The series sizing ratio should be determined through the above equation, and this ratio will have different values for each process. Overall, to match the expected value, the series-connected part should be designed to be smaller than the size obtained when calculating the conventional logical effort.

Lastly, it is the difference in capacitance. Bootstrapping occurs when the gates are connected due to the coupling capacitor existing between the two gates' input and output. This phenomenon, also known as the Miller effect, is not a remarkable effect in digital, but it cannot be denied that it does. We calculated as  $C = C_{gs}$ , but in reality and simulation, the  $C_{gd}$  value is added ( $C = C_{gs} + C_{gd}$ ). The reason is that when the transistor is partially ON, OFF, that is, in the linear region,  $C_{gd}$  is increased by the value multiplied by the gain of the circuit. Hence, the phenomenon can be observed that the  $C_{gd}$  value, which was initially ignored, becomes not negligible, and the delay becomes more extensive than expected.

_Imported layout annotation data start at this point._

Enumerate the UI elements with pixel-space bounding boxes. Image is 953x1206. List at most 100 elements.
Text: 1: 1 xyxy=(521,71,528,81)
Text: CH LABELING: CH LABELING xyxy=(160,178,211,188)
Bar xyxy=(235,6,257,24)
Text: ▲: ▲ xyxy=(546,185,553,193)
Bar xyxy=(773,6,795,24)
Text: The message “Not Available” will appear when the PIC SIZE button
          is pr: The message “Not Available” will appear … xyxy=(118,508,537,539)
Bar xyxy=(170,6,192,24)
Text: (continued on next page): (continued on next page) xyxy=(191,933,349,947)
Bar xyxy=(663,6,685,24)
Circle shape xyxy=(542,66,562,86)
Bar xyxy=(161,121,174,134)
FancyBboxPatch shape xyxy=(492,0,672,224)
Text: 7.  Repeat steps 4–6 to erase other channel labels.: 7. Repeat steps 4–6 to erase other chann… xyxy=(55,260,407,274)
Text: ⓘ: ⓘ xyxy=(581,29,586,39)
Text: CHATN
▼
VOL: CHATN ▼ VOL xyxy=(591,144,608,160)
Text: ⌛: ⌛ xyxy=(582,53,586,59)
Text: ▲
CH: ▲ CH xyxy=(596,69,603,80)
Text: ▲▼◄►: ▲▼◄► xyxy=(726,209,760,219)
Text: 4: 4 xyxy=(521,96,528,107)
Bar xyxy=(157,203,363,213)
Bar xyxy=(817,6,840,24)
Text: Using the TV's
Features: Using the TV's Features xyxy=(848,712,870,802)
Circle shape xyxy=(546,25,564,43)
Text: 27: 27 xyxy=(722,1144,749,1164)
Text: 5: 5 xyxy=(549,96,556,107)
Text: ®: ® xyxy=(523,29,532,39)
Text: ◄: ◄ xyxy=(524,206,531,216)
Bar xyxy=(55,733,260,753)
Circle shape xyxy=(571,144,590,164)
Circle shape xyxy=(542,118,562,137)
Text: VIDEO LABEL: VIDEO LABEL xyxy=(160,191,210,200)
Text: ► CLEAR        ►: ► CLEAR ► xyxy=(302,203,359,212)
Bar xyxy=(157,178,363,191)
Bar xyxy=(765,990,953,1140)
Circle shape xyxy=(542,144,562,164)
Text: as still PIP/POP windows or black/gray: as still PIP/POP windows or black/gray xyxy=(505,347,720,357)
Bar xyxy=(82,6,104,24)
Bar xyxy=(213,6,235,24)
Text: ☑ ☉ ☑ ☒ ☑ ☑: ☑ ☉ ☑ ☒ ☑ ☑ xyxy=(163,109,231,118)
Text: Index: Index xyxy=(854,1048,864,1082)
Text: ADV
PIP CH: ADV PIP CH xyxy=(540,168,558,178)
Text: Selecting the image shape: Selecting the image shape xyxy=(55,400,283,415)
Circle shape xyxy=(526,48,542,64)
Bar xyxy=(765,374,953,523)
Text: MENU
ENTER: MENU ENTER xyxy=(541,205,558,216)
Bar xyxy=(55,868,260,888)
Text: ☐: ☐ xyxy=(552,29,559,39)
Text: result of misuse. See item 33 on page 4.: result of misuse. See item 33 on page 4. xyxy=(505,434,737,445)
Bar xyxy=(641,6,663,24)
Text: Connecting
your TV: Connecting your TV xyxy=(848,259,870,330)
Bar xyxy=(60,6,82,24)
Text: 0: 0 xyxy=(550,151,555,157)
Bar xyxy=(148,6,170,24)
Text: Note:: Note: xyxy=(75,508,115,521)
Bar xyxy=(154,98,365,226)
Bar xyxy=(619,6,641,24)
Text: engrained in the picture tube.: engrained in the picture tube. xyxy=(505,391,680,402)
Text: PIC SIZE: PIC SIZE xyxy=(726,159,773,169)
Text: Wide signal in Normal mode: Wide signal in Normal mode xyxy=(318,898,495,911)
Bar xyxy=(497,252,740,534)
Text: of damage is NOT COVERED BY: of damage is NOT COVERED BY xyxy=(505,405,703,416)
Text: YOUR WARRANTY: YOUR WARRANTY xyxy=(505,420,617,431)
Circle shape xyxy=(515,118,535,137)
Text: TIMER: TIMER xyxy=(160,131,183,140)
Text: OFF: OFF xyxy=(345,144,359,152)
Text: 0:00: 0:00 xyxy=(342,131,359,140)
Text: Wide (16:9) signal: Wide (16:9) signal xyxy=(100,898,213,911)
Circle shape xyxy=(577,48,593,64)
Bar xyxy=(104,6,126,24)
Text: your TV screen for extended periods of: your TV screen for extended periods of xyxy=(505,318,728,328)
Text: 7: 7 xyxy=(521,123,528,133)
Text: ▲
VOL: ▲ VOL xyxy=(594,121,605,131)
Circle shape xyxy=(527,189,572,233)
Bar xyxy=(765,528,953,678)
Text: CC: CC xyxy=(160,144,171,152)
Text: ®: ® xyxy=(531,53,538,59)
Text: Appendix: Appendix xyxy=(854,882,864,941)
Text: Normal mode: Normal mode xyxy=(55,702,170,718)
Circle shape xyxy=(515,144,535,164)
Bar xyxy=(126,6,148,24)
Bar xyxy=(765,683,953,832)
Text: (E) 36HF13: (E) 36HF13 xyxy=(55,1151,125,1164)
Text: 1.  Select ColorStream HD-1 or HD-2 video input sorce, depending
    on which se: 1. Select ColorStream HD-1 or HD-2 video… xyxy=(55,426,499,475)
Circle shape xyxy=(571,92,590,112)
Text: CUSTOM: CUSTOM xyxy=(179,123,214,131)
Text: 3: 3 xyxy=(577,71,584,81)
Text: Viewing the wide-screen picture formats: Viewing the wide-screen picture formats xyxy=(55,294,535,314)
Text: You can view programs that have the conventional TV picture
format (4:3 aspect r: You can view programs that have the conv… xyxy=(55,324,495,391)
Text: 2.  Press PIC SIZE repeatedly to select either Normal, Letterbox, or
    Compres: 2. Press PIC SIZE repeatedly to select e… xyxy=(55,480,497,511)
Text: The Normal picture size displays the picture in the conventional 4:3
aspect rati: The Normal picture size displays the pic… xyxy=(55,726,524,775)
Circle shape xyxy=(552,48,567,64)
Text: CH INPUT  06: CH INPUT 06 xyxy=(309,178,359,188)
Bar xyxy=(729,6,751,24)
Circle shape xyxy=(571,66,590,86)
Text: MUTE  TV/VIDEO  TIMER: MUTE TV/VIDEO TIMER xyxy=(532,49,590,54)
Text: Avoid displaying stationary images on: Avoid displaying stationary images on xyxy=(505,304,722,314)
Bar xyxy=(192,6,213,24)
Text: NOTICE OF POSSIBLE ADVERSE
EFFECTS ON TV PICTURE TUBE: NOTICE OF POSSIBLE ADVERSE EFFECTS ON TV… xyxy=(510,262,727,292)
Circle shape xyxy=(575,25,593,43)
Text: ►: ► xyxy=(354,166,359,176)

In terms of PLS, the long delay results from not only parasitic RC but also the small number of Contact and Via. When all inputs switches, the strong current flows only through one Contact and Via so that their resistance can be substantial. Through the case of  $t_{cdr}$ , the explanation can be deemed as plausible.

#### Reference

- [1] Jan M. Rabaey, Anantha Chandrakasan, Borivoje NiKolic, *Digital Integrated Circuits: A Design Perspective*, Prentice Hall India, 2002.
- [2] Alvin Loke, Zhi-Yuan Wu, Reza Moallemi, Dru Cabler, Chad Lackey, Tin Tin Wee, Bruce Doyle "Constant-Current Threshold Voltage Extraction in HSPICE for Nanoscale CMOS Analog Design", *SNUG*, San Jose, 2010.
- [3] Kerwin Khu, "Statistical Modeling for Monte Carlo Simulation using Hspice", SNUG, Singapore, 2006.
- [4] The Primitive in the Samsung 130nm Library, Samsung, Yong-in, 1998.
- [5] Jun Seomun, Jae-Hyun Kim, and Youngsoo Shin, Skewd Flip-Flop and Mixed-Vt Gates for Minimizing Leakage in Sequential Circuits, IEEE, 2008.
- [6] HSPICE User Guide Simulation and Analysis, Synopsys Inc, Mountain View, CA, USA, 2008.